When a group of people who would (probably!) be considered 'leaders' amongst Scottish Baptists, meet together to discuss the nature of 'leadership', based on previously prepared papers, and with a whole day to expose areas and expressions of difference, disagreement, consensus, temperament, personal baggage, - it becomes clear that 'leadership' can have as many expressions as there are people, contexts, leaders! That's what I was doing yesterday, along with five others, up in early autumn Pitlochry.
So it was interesting to move throughout the day (guided by praying the daily offices of the Northumbria Community), to levels of agreement on some underlying principles, theological and pastoral assumptions - and also to be just as clear where there were quite fundamental differences in other key areas.
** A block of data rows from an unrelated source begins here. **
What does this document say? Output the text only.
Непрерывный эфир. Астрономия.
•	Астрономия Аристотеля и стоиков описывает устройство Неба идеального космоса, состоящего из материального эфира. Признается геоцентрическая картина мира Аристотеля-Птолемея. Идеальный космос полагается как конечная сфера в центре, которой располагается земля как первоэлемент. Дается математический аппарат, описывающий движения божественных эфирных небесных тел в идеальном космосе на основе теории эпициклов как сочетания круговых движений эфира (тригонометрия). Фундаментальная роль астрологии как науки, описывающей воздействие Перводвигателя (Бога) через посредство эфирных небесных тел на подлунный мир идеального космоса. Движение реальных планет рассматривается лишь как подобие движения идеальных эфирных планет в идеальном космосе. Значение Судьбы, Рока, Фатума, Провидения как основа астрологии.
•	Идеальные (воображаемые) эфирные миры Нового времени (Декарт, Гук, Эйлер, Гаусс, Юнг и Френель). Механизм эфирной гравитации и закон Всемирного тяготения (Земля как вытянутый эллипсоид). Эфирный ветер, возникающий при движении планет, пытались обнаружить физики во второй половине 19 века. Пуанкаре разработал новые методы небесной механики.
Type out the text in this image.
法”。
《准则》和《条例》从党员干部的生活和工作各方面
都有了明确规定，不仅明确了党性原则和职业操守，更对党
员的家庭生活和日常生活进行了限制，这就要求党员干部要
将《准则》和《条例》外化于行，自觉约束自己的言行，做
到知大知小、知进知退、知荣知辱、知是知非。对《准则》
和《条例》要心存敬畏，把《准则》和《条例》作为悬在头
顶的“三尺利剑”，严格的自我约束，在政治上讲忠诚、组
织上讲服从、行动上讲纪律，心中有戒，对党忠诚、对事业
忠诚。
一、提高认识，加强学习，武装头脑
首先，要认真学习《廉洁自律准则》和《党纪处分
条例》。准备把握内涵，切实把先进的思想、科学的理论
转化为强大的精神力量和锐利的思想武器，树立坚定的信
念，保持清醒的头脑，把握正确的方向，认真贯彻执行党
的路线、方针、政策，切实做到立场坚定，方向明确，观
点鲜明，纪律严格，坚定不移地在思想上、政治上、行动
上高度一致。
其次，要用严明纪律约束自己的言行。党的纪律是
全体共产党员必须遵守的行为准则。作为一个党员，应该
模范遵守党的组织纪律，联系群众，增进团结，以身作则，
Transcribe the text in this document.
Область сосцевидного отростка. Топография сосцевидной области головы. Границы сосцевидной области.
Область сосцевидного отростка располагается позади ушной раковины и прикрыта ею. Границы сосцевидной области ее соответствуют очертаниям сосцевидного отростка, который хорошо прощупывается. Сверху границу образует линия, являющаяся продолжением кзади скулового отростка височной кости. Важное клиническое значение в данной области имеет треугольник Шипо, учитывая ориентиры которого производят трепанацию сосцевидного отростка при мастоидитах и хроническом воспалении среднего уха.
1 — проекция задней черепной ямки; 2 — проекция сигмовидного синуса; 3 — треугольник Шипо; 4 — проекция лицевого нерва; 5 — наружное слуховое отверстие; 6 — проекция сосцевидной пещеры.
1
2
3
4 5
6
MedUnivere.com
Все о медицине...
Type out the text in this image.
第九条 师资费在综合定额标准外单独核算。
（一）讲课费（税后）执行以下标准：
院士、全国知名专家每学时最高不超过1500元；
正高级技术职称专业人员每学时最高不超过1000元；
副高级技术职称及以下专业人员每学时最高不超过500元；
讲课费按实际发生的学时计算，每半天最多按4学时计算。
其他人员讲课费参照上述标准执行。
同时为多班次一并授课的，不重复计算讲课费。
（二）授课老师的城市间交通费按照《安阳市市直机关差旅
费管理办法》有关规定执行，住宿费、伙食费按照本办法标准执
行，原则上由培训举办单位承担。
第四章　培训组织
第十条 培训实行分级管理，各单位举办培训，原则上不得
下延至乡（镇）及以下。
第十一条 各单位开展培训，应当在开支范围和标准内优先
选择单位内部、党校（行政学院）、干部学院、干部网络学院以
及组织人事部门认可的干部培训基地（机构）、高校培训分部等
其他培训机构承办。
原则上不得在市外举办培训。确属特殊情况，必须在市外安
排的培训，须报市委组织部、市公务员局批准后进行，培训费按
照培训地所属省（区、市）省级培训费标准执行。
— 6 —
I'm neither phased nor surprised at that. I think uniformity of model when discussing and exploring the nature of leadership within a Christian community would do violence to specific contextual realities. It would also overwrite individual giftedness and temperament, and would simply be one person / group's construct, even if they claimed it was 'biblical' - 'even THE biblical view'. All of which would ignore the variety and provisionality of the New Testament evidence, and the interpretations of such texts, and their translation into existing models of Church leadership. Diversity of practice so underlies our own Baptist traditions that it takes considerable care to identify what are the changing continuities of that tradition.
My own paper was a further stage in my thinking about the community theologian(s), and in particular that person or more likely, group of people's role in calling the community to faithful obedience to Christ. In fulfilling such a role I further developed two key ideas - kenosis (self-emptying as the notion is used in Phil. 2.1-15; and paracletos with its cognate paraclesis (with their core meaning of encouragement and accompaniment).
The one sentence I'll quote is the one that was affectionately but loudly mocked for its rhetorical flourish - och they were just jealous anyway!
"Community theologians heighten awareness of divine activity amongst us, in our all too human forms of community - and do so by reminding us, with the gentle persistence of Scottish drizzle on a June day in the Trossachs, of the graceful kenosis and non-grasping love of God in Christ."
Now what's wrong with that as a piece of tartan theology? Eh?